As generative AI has erupted into the cultural mainstream, it has inspired a huge amount of excitement, and sometimes even awe, across all business sectors and parts of society in a way that very few technologies achieve.
At the same time, however, it has given rise to real and valid anxieties among policymakers, professional bodies, and organisational leaders about what its full impact might turn out to be.
While this new generation of AI tools comes, of course, on the back of years or decades of research, development, and innovation, the suddenness with which it became available to all might make this feel like a real cat-out-of-the-bag moment: guidance and regulations now lag significantly behind the technologies they are there to oversee, and there’s no clear, easy path to reasserting that oversight.
For any industry, and especially those with sensitive information environments like healthcare, there are questions that clearly need careful consideration.
How reliable, available, and consistent are these tools? What does a healthy working relationship with them look like? How will they change the professional practices of people using them? Will their continuing evolution lead to further surprises down the road?
The administrative burden
In a mindset of safety and responsibility, it’s not surprising to see moves like that of the Australian Medical Association in July, which recommended new controls and transparency rules after doctors in one healthcare network were told to stop using ChatGPT to write medical records.

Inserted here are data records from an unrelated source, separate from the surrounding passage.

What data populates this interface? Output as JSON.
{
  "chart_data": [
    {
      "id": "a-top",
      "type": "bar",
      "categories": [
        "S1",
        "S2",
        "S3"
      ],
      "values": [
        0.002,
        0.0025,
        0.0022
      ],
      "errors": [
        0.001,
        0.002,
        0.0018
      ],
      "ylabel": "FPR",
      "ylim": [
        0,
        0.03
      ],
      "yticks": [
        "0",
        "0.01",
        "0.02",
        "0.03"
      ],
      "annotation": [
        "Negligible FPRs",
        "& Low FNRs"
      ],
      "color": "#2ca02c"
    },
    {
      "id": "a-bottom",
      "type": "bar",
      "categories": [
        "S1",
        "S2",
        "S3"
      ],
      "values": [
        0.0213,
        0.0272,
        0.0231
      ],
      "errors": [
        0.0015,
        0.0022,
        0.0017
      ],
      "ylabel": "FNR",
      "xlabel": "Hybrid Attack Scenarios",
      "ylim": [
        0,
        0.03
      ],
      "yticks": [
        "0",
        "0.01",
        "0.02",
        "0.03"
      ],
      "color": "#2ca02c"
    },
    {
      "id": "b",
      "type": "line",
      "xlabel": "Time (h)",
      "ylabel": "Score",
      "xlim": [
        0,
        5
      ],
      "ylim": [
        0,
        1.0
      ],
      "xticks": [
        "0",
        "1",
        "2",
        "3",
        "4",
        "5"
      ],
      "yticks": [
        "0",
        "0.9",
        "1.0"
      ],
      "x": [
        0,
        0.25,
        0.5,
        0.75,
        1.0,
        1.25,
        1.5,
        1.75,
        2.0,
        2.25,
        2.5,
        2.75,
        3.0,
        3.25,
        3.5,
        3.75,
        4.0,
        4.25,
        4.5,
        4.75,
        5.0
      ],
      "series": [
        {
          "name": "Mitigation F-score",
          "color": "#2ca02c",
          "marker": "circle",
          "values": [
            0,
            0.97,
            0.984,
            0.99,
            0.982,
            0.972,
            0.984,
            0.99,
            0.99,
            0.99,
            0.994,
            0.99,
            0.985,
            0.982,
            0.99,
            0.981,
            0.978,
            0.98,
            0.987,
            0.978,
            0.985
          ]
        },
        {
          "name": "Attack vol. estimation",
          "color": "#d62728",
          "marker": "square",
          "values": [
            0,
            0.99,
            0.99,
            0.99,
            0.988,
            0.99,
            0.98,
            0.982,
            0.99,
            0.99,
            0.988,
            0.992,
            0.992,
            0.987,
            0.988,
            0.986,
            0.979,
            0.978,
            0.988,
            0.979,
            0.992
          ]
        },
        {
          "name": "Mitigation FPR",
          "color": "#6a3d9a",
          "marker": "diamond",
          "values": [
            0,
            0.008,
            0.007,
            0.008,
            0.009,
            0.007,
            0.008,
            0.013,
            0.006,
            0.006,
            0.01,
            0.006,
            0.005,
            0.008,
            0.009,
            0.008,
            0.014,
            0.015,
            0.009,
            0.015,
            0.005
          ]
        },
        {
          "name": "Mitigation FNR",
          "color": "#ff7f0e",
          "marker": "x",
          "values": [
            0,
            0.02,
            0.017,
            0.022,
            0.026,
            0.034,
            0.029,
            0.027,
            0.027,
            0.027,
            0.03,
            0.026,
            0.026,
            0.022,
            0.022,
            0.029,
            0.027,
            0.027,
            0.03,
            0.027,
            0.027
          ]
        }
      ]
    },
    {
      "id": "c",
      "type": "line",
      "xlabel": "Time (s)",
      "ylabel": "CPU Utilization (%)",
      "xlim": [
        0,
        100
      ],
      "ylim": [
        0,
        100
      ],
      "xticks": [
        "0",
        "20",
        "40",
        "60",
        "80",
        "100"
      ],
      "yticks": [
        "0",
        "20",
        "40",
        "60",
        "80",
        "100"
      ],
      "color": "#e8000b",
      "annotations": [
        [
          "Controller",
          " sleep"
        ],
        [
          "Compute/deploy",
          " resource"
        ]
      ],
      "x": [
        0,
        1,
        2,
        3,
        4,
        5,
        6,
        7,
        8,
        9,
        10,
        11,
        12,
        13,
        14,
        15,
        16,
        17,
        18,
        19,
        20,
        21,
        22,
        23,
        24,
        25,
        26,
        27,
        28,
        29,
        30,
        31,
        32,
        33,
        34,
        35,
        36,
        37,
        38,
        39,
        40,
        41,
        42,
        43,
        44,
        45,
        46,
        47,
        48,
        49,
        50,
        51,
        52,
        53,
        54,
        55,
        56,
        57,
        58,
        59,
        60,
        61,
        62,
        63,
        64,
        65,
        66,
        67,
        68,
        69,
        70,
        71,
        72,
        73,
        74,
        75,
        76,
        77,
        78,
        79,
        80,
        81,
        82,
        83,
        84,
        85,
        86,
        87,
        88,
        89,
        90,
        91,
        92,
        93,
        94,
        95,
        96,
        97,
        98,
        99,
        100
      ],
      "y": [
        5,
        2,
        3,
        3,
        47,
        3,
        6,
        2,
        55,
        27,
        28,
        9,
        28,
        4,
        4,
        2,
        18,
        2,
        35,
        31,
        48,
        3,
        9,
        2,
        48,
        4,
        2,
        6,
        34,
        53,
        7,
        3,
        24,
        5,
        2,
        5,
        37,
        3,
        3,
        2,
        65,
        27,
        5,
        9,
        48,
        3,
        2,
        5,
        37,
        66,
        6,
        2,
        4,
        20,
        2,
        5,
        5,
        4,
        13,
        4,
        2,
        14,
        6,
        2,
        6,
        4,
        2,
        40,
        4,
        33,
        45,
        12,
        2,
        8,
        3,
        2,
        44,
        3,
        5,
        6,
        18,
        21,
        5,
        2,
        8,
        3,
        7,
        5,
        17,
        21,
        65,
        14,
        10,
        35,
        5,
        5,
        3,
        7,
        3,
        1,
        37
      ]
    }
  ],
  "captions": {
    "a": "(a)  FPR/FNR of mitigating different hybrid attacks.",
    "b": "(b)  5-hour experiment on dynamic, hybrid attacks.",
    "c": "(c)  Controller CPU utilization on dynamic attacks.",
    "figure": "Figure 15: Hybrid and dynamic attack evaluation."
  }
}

As these organisations play catchup to the new technological possibilities of generative AI, they will also be playing a big role in defining how to make it a safe, productive force for good in society.
At the same time, however, there is something instructive about the case of those doctors’ usage of ChatGPT, in that the technology is already, as it is in all parts of society, an active part of the system’s working processes.
This should give organisations pause over any temptation to react simply against the use of AI: workers, where they need to, will already be turning to it.
With ongoing waves of strike action further interrupting services as professional bodies seek a more-sustainable resolution to current conditions, any route which enables healthcare workers to do more with the capacity they have must be seized
And the need to do so is, in healthcare, particularly acute.
Research from Nuance last year, surveying medical professionals in NHS England hospital trusts, found that the hours spent working on clinical documentation had risen by over 25% since 2015, to an average of 13.5 hours per week.
Another area of concern, revealed by this study, is that much of this documentation – an average of 3.2 hours – is completed outside of working hours.
Such alarming statistics come in the context of a sector which is laden with administrative processes, which too often remain manual, paper based, time consuming, and error prone.
And it’s a workflow which adds additional stress to an already-intense job, but which also has secondary knock-on effects on the quality of patient care, waiting times for services, and accuracy in the delivery of services.
With ongoing waves of strike action further interrupting services as professional bodies seek a more-sustainable resolution to current conditions, any route which enables healthcare workers to do more with the capacity they have must be seized.
Embracing AI in healthcare
The way forward, then, is not to push back against the introduction of AI into medical workflows in a blanket fashion, but to ensure that tools and frameworks are in place to ensure that, when doctors, nurses, and allied health professionals do reach for AI, the easiest for them to do so is through tools which have been designed for and integrated with the broader healthcare system.
There are already significant success stories of NHS trusts benefiting from the introduction of AI-powered solutions such as voice recognition.
While this new generation of AI tools comes on the back of years or decades of research, development, and innovation, the suddenness with which it became available to all might make this feel like a real cat-out-of-the-bag moment
Frimley Health NHS Trust, for instance, moved from a process which relied on transcription services and handwritten reports to a speech-enabled Electronic Patient Record system.
Now, rather than going through multi-stage processes of scanning and retyping to maintain clear communications between healthcare staff and patients, the trust uses a cloud-based speech recognition solution which allows staff to dictate notes and intelligently converts them into structured documents which meet the requirements of the Professional Record Standards Body.
In the future, more-advanced solutions will combine the rapid enhancements taking place across conversational, ambient, and generative AI – including ambient AI to capture clinical notes in a range of healthcare settings, generative tools to automatically create clinical notes, and use of natural language interfaces which allow clinicians to easily identify pertinent information in patient records.
The result will be to give hard-working healthcare professionals vital extra hours in their day to focus on their patients and deliver life-changing outcomes.
Working in an environment where information accuracy is critical, anxiety around introducing new technology to manage that need is understandable.
Those Australian GPs trying to refocus their workloads back on their patients, however, are not wrong.
Healthcare just needs the right routes to use this powerful new technology.